La actual crisis puede ser una oportunidad. Douglass Nort, (Nobel de Economía en el año 1993 por su aporte en el campo de la historia económica a través de análisis cuantitativo de la relación entre instituciones y las transformaciones económicas de los países) al recibir su premio expresó que “las instituciones son los límites ideados que estructuran la interacción humana. Se componen de las limitaciones formales (reglas, leyes, constituciones), informales (normas de comportamiento, convenciones y códigos autoimpuestos de conducta), y sus características de aplicación. Juntos, definen la estructura de incentivos de las sociedades y específicamente de la economía. Las instituciones y la tecnología empleada determinan los costos de transacción y transformación que se suman a los costos de producción.”
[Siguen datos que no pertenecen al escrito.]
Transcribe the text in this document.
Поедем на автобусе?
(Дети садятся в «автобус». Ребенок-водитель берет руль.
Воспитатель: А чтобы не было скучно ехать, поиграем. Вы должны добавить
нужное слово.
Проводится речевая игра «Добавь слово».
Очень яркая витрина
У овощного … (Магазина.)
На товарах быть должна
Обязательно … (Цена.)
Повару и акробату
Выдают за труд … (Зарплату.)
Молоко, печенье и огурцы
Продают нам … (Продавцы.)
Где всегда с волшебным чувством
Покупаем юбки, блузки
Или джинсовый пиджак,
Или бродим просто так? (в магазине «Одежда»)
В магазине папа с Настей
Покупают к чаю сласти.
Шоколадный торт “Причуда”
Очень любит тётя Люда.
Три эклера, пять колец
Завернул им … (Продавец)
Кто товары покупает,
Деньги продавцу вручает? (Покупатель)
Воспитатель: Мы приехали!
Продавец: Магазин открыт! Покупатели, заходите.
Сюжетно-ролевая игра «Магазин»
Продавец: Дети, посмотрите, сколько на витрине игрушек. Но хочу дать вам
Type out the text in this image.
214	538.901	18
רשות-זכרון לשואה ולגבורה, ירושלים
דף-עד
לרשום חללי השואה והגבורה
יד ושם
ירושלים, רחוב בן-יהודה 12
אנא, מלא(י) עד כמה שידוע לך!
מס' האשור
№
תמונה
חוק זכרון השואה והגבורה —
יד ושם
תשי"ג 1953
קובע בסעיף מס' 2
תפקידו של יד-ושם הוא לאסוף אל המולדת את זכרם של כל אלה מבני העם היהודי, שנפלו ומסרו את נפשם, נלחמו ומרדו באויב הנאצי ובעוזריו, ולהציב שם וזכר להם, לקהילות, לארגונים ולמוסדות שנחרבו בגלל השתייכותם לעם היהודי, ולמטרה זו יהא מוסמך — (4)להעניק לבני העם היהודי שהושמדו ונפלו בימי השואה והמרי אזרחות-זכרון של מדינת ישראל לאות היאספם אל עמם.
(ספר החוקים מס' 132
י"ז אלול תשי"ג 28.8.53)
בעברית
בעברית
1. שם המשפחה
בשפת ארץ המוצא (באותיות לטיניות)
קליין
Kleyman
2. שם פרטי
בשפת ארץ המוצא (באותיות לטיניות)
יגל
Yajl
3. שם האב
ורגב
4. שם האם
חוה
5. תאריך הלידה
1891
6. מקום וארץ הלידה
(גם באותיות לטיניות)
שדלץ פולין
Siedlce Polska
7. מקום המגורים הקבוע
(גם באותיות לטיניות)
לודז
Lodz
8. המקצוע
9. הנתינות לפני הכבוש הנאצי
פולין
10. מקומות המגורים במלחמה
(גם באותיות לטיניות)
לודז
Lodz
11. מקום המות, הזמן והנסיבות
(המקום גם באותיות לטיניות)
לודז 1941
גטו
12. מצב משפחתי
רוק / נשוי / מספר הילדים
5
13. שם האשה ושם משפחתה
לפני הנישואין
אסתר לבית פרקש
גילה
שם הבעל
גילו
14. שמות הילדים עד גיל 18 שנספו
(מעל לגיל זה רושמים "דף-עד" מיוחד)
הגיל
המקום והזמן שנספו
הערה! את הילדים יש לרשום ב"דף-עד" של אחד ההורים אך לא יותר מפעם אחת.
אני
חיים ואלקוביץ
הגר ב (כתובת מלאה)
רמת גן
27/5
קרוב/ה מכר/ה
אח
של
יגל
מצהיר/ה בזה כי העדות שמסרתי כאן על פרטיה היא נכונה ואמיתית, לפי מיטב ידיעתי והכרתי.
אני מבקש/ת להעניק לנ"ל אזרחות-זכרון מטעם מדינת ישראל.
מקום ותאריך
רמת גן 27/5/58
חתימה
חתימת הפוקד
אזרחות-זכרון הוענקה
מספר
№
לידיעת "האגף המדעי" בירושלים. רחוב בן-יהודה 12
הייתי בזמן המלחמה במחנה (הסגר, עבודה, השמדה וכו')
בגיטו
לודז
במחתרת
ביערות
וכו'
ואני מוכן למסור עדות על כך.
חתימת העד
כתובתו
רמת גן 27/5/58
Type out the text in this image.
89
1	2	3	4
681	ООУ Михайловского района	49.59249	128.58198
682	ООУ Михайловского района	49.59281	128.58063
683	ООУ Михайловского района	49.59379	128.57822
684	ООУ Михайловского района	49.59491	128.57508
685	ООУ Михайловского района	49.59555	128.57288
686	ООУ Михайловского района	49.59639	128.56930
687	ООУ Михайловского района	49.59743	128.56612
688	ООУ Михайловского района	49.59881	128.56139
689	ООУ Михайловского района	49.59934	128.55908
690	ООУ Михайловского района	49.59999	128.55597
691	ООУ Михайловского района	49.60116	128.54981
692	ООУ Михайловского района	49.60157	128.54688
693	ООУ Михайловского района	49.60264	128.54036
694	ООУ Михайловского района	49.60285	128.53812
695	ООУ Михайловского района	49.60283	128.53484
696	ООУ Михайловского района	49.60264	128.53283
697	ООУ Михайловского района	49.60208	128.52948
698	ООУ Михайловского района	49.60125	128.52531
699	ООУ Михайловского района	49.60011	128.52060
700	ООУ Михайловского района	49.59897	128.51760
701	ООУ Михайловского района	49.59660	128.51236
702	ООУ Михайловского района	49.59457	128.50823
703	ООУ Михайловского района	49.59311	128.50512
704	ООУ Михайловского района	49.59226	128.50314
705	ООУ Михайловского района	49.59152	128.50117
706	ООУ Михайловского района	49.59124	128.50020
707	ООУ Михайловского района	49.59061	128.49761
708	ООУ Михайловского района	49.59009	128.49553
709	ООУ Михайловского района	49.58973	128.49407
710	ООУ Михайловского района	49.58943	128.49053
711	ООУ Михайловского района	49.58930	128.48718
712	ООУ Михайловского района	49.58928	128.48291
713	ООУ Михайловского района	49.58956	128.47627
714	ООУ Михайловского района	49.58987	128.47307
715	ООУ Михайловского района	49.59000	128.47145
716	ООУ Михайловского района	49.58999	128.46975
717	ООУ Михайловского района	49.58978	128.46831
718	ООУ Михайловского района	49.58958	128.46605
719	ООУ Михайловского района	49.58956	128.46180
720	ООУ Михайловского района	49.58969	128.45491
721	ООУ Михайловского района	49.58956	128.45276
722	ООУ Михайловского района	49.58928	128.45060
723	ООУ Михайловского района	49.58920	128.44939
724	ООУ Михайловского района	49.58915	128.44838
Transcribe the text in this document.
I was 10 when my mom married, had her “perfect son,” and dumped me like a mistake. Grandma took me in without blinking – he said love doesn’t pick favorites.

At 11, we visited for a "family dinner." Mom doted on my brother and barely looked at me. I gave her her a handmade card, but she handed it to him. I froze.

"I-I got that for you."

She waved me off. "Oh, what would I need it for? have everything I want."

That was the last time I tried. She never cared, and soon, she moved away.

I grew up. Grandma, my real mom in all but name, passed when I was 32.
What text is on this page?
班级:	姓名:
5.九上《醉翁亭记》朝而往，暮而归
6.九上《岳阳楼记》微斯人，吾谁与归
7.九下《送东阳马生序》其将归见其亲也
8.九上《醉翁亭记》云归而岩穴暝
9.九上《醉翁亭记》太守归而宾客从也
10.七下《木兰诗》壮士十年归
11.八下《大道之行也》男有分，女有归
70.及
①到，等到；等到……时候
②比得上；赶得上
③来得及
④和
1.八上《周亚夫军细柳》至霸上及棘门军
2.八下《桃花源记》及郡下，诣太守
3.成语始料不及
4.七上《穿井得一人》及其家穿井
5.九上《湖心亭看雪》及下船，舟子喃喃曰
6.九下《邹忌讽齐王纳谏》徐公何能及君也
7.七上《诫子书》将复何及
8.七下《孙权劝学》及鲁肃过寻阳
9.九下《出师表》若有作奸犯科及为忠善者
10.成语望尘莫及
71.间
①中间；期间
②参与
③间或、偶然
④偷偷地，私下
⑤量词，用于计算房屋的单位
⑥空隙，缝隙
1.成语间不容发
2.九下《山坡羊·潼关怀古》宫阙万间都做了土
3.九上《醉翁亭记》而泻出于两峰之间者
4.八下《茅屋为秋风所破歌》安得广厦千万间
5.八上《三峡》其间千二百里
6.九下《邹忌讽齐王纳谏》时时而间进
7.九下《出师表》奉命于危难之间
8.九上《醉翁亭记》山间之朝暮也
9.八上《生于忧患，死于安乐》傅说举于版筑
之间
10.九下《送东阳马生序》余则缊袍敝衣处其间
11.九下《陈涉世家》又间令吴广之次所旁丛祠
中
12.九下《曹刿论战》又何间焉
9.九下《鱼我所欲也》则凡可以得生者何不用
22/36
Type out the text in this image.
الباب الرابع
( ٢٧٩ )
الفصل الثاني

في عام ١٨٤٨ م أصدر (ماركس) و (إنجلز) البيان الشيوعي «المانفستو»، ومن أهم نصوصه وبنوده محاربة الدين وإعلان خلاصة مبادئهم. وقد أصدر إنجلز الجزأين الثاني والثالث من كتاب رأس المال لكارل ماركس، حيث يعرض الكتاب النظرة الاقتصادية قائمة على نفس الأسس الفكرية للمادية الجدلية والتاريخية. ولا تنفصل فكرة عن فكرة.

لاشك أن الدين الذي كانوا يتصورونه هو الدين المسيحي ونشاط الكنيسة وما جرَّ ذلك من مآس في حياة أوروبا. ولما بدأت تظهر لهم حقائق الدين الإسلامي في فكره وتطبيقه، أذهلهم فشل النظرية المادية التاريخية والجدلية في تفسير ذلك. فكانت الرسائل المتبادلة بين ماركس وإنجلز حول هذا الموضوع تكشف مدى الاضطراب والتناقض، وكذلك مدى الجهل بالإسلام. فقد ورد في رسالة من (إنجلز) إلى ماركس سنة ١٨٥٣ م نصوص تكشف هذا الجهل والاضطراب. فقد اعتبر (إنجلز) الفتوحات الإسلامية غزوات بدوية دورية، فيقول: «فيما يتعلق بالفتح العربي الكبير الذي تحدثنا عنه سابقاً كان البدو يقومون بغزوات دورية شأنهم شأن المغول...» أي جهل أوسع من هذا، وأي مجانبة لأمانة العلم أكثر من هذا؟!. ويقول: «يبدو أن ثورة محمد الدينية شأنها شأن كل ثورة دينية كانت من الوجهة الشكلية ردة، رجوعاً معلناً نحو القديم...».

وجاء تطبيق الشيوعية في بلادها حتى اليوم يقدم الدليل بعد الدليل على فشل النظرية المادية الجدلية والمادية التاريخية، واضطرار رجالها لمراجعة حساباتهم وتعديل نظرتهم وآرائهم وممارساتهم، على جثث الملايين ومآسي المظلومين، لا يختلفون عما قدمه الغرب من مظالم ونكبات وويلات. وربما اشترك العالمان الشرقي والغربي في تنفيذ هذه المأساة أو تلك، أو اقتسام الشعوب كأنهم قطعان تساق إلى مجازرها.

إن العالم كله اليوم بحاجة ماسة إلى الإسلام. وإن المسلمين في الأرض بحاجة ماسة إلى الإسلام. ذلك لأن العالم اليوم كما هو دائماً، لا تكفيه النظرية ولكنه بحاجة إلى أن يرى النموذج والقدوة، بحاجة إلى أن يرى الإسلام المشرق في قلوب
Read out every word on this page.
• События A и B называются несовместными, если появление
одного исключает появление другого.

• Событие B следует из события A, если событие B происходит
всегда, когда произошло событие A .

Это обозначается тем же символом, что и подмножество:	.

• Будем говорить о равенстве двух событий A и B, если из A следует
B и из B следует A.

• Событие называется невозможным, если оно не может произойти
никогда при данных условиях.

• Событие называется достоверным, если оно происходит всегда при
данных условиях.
Chile ha destacado claramente en la generación de lo que Douglass describe como limitaciones formales, pero no logra realizar el cambio en las informales. Los ejemplos son variados en todos los ámbitos: el sistema de Alta Dirección Pública con sus constantes pedidos de renuncia frente a cada cambio de Gobierno; un sistema de compra pública que en algunos casos genera sospechas por la cantidad enorme de requisitos a cumplir en poco tiempo y que dejan con la sensación que alguien ya tiene todo listo con información anticipada; ternas para cubrir puestos y la sospecha que ya se fijaron los nombres; el uso de sociedades entre cónyuges simplemente para bajar la carga tributaria en la pareja; el respeto del financiamiento de campañas políticas en los plazos de la ley pero sin remordimiento sobre lo que se hace fuera de época de campaña; la falta de verdaderas barreras al paso entre lo público y lo privado; un sistema de acreditación en educación en el que, incluso siendo legales, queda la sensación que los nombres importan y no los antecedentes objetivos; el reparto informal (3 para el gobierno y 2 para la oposición) de consejeros del Banco Central (algo que no está en la ley); la falta de regulación en la operación de los gremios empresariales, por nombrar sólo algunos.
El paso al desarrollo, no depende solamente del nivel PIB per cápita, sino fundamentalmente de aquellas limitaciones informales de las que hablaba Douglass. Esas son las que operan microscópicamente, en términos marginales, carcomiendo los avances en productividad. La evasión en el Transantiago nos debiera haber abierto los ojos mucho antes respecto a que, quizás, y con similitud, en los casos actuales (en ámbitos distintos), no hemos sido capaces de generar esos códigos autoimpuestos de conducta que nos condenan a la llamada “trampa de los ingresos medios”.